У Инги все сжалось внутри – таким непривычным было это его веселое раздражение. И пугающим. И времени не было совсем в себя прийти.
– А куда ее? Ингу-то теперь куда? С ребенком? На улицу выкинешь, что ль? – никак не желала униматься Светлана Ивановна. – А я еще, может, новую твою бабу и не приму! Может, она у тебя неаккуратная! Или, может, оторва какая наглая! Нет, сынок, ты лучше уж одумайся по-доброму!
– Ой, мама, да мы тут сами решим все сейчас, как нам дальше жить, не беспокойся! Ты еще будешь тут… – уже грубо рыкнул в сторону материнской комнаты Толик. Инга даже вздрогнула от его окрика. Никогда он так по-хамски с матерью не разговаривал. Потом принялась разглядывать его внимательно и удивленно – и внешний облик Толика претерпел значительные изменения за эту неделю. Что-то выступило в этом облике наружу… объемно-пролетарское. Смелое, наглое, похотливое, по-матросски разухабистое. Эх, яблочко, да на тарелочке… Оглядев ее презрительно с головы до ног и выразительно хмыкнув – с кем жил, вроде того, – он мотнул головой в сторону кухни, проговорил деловито: – А ну, пойдем пошепчемся…

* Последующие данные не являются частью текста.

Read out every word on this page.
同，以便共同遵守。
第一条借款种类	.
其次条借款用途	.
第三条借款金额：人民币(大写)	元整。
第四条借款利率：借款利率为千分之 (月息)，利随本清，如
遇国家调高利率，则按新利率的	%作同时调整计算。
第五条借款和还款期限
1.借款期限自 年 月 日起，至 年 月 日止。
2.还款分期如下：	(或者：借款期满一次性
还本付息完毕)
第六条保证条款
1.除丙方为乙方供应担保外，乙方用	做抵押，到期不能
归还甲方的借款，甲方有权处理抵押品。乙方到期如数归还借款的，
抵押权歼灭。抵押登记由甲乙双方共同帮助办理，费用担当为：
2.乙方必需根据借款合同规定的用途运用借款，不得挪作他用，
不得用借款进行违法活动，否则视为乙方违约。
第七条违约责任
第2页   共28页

На кухне Толик оседлал стул, сложил на столе руки в твердокаменный узел, глянул на нее исподлобья:
– Значит, так. Слушай сюда, Инга. Я насовсем ухожу. Навсегда. Ты поняла меня? Жизнь свою хочу сначала начать. Чтоб с нормальной бабой, а не так… Лохом вокруг тебя подпрыгивать. И женюсь снова, чтоб ничего старого в моей жизни не было. Поняла?
– Нет, Толик, не поняла. Как это – чтоб ничего старого? Ну ладно – я… А мама твоя? А Анютка?
– Я же сказал – ни-че-го. Все. Не будет меня. Умер я для вас. А маму с Анюткой я тебе оставляю.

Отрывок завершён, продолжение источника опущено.